A report from Yelp suggests 60% of restaurants that have closed for coronavirus will not reopen. I don’t know if this is accurate or not, but I do believe many businesses are permanently closing as a result of coronavirus.
From a tax perspective, the closing of a business is a critical time. Winding up your business taxes correctly can save you time, money, and headaches years from now. Let’s take a look at a few tax considerations when shutting a business.
First, you must close out tax accounts. This is unlike individual income tax where you only file if you have income to report. Generally, businesses must file final returns, dissolve business entities, and close out accounts for sales, payroll, and general excise tax. Failure to do so can result in the IRS or State assuming your are still in business and then attempting to assess additional tax.

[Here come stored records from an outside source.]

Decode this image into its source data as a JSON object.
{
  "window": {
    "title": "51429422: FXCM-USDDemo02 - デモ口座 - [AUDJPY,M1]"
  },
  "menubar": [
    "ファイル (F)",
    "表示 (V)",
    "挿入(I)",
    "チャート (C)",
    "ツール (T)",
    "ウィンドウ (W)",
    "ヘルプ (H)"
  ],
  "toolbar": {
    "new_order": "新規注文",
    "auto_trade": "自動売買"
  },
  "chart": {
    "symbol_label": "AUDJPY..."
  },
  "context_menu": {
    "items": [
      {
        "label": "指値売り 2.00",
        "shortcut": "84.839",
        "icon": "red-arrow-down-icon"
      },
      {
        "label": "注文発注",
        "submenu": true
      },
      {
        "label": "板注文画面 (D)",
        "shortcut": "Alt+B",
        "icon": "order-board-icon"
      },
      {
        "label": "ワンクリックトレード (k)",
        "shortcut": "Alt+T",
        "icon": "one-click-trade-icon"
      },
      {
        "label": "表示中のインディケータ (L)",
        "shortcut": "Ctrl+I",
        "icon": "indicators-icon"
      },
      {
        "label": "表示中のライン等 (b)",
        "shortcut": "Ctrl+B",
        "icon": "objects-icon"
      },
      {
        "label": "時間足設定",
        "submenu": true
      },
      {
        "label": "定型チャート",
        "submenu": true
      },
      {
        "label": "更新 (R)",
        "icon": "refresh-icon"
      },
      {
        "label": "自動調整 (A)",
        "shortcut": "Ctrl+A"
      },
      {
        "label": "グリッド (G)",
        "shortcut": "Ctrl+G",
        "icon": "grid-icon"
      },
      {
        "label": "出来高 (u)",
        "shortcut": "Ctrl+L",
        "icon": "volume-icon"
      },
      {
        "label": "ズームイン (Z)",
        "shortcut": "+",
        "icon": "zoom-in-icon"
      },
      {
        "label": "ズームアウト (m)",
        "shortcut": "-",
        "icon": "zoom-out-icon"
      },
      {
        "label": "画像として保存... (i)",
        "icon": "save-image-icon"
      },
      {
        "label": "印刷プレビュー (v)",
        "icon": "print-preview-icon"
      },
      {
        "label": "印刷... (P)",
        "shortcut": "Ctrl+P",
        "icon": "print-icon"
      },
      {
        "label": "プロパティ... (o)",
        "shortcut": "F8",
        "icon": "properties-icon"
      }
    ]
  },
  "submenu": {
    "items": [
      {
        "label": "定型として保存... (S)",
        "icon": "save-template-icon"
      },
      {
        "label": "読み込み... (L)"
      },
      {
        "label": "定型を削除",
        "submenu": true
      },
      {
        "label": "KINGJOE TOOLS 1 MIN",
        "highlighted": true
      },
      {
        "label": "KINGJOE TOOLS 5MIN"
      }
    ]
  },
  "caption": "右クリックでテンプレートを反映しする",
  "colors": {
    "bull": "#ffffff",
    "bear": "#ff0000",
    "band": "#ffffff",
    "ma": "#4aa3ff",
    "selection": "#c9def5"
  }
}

Second, if your business owes taxes you may be personally liable. Personal liability will depend on the structure of the business, the type of tax, and your role within the business. If you have personal liability, then you won’t be able to close the business and simply walk away from the tax bills.
Third, keep records from the disposition of business assets like inventory, equipment, and accounts receivables. This is important because if you sell business assets there may be tax liability on the sale. Also, if the business will owe creditors, including the IRS and State tax agencies, then there may come a day when you must show that debts were paid as much as assets permitted.
In conclusion, if you are closing your business then don’t overlook the taxes or you could find yourself dealing with them years from now.